APA has also entered into a long-term agreement with Alinta that underpinned the development of the 130MW Badgingarra Wind Farm. The Badgingarra Wind Farm, which was completed in early 2019, is just north of the existing Emu Downs Wind Farm and Solar Farm. It consists of 37 Siemens 3.6MW wind turbines which are connected to the Western Power electricity grid. The turbines are installed at a height of 85m with a tip height of 150m which will help to supply more than 115,000 Western Australian homes with clean energy. The initiative will save more than 420,000 tonnes of greenhouse gas emissions each year.
Co-located with the Emu Downs Wind Farm is the 20MW Emu Downs Solar Farm, which is underpinned by a power purchase agreement with Synergy as well as funding from the Australian Renewable Energy Agency (ARENA). Completed in early 2018, the solar farm spread over 70 hectares and was made possible through $5.5 million in ARENA funding. The solar panels are fitted on a tracking system to ensure that the maximum amount of solar is collected.
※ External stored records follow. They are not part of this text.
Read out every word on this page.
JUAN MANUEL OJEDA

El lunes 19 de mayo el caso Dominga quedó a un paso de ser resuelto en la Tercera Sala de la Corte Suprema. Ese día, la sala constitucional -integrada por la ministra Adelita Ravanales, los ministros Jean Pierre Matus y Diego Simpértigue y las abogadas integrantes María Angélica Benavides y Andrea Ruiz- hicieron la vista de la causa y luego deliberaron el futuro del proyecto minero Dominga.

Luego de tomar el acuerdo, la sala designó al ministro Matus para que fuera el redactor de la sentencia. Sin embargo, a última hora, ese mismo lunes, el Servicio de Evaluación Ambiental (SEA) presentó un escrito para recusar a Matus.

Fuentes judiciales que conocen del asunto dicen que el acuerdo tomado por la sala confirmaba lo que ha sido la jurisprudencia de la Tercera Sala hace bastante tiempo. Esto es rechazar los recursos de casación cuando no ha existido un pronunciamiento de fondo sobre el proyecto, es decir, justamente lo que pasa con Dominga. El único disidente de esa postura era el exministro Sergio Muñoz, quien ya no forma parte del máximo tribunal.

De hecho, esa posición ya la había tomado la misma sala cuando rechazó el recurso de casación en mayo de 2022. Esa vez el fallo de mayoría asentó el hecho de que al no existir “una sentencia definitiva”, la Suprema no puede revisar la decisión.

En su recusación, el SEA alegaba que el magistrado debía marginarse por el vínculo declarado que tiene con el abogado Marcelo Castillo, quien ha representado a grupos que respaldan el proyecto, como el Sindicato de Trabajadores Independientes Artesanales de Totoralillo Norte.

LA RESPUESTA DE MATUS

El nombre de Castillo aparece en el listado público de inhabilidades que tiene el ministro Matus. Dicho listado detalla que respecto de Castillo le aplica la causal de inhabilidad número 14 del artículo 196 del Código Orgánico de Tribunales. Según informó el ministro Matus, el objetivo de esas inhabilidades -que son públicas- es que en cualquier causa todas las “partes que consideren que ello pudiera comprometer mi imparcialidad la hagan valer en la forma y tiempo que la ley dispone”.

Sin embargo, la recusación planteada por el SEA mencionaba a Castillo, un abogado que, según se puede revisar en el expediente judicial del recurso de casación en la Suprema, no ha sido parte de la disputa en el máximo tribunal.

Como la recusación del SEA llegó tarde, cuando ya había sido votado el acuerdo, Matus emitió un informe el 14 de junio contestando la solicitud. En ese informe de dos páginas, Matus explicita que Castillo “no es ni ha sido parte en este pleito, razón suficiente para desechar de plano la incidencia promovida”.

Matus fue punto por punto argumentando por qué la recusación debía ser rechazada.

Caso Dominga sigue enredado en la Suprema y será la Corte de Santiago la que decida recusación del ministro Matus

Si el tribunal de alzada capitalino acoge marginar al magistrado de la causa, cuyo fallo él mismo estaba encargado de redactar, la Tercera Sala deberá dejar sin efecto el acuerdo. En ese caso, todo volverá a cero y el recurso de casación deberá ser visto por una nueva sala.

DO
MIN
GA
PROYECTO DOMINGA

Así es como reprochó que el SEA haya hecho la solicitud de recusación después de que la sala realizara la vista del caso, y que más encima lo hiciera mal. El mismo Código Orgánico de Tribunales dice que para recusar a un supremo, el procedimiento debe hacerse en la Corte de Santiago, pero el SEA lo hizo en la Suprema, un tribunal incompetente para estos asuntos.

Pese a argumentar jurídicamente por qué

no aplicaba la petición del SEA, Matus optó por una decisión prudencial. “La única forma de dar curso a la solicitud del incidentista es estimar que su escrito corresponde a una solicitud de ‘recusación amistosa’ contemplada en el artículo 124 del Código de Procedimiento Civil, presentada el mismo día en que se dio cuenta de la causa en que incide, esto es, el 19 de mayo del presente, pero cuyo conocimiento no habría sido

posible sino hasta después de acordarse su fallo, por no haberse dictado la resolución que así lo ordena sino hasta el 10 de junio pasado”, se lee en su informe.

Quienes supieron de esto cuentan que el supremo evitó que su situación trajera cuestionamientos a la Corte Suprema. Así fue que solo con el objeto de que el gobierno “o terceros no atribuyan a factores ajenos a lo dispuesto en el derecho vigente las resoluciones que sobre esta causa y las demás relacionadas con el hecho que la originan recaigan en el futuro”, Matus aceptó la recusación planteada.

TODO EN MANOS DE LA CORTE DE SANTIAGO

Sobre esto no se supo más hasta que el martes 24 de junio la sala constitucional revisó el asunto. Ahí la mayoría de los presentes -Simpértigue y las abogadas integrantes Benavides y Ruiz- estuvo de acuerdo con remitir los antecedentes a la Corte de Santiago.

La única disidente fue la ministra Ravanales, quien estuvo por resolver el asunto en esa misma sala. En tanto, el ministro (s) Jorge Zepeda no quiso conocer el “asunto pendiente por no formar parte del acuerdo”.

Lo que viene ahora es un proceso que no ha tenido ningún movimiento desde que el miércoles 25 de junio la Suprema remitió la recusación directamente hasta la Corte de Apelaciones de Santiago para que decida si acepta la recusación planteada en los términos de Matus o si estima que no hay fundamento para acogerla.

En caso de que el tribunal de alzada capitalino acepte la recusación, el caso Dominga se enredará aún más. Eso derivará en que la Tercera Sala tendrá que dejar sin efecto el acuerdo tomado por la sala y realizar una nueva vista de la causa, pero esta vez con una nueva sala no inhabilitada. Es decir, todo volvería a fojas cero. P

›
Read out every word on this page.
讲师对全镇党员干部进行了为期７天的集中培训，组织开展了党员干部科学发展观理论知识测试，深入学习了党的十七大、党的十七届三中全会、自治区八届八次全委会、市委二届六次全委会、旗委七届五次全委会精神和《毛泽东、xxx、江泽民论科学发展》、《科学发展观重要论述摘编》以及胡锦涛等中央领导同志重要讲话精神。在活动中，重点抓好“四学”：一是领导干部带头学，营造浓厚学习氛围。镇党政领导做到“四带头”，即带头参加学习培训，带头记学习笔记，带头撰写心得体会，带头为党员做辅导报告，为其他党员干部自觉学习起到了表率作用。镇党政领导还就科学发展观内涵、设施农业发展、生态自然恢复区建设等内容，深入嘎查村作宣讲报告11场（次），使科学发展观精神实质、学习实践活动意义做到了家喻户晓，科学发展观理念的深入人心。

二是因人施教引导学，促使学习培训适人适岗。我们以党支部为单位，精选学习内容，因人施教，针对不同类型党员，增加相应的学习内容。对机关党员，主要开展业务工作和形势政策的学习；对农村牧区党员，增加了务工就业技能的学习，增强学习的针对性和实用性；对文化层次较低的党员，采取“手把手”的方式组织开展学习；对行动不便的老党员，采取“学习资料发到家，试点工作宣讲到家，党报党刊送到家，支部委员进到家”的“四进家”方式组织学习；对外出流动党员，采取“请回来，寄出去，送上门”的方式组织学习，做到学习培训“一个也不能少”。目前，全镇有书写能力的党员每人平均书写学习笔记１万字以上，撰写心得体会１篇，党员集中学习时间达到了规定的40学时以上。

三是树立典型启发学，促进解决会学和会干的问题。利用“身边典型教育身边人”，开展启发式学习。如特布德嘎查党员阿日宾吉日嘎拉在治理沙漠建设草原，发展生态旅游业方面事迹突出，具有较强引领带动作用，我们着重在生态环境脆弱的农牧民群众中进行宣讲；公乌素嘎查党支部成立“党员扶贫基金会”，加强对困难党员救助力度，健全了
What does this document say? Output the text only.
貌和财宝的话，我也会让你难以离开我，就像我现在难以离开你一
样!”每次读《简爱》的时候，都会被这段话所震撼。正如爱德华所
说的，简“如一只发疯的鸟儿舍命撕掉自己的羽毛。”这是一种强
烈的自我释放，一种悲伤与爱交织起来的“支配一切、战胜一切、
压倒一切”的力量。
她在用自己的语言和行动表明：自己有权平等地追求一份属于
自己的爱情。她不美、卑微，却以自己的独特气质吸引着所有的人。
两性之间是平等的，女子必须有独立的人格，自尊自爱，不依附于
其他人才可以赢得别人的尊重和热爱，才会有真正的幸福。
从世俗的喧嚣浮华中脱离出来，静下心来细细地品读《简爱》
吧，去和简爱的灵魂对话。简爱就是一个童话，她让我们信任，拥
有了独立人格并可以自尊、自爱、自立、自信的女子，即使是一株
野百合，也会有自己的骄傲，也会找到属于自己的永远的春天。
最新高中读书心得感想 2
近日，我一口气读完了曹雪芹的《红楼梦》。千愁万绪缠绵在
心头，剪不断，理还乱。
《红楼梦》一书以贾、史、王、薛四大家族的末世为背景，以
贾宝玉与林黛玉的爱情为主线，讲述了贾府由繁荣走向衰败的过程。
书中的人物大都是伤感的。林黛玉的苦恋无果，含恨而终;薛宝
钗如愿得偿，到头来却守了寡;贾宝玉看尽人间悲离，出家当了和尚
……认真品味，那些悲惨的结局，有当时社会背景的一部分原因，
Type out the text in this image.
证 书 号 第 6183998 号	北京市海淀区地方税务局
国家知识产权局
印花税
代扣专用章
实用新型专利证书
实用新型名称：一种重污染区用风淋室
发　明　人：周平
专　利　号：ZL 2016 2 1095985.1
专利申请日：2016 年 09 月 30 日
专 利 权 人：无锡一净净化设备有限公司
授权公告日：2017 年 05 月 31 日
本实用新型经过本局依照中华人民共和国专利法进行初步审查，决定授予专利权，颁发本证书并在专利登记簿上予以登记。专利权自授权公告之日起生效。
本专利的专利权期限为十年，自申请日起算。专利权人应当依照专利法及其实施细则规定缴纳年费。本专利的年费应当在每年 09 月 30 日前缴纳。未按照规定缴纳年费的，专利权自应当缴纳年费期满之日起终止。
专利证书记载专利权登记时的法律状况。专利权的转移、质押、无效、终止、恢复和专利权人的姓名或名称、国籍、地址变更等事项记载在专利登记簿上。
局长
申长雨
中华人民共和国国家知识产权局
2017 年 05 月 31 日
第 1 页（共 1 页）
The 17.5MW Badgingarra Solar Farm (BSF), which commenced commissioning in August 2019, is adjacent to the Emu Downs farms and co-located with the Badgingarra Wind Farm, which together created a 250MW renewable energy precinct. The BSF consists of 62,000 panels across 40 hectares of land and uses a NEXTracker single axis tracker system to provide a total output of 17.5MW to the Western Power grid. The potential output of BSP could power over 6,000 Western Australian homes and save up to 32,900 tonnes of greenhouse emissions each year.
APA has also entered into a long-term offtake agreement with Origin Energy to develop a 110MW solar farm in Queensland’s Darling Downs in accordance with a $20 million ARENA grant. The solar farm has approximately 430,000 solar panels covering 250 hectares and was officially opened in November 2019.
In total, APA owns and/or operates over $21 billion of energy infrastructure across Western Australia, South Australia, Victoria, New South Wales and Queensland. With sustainability and clean energy production at the forefront of APA’s vision and of the broader Australian energy industry’s vision for the future, these assets and their impact are only expected to grow.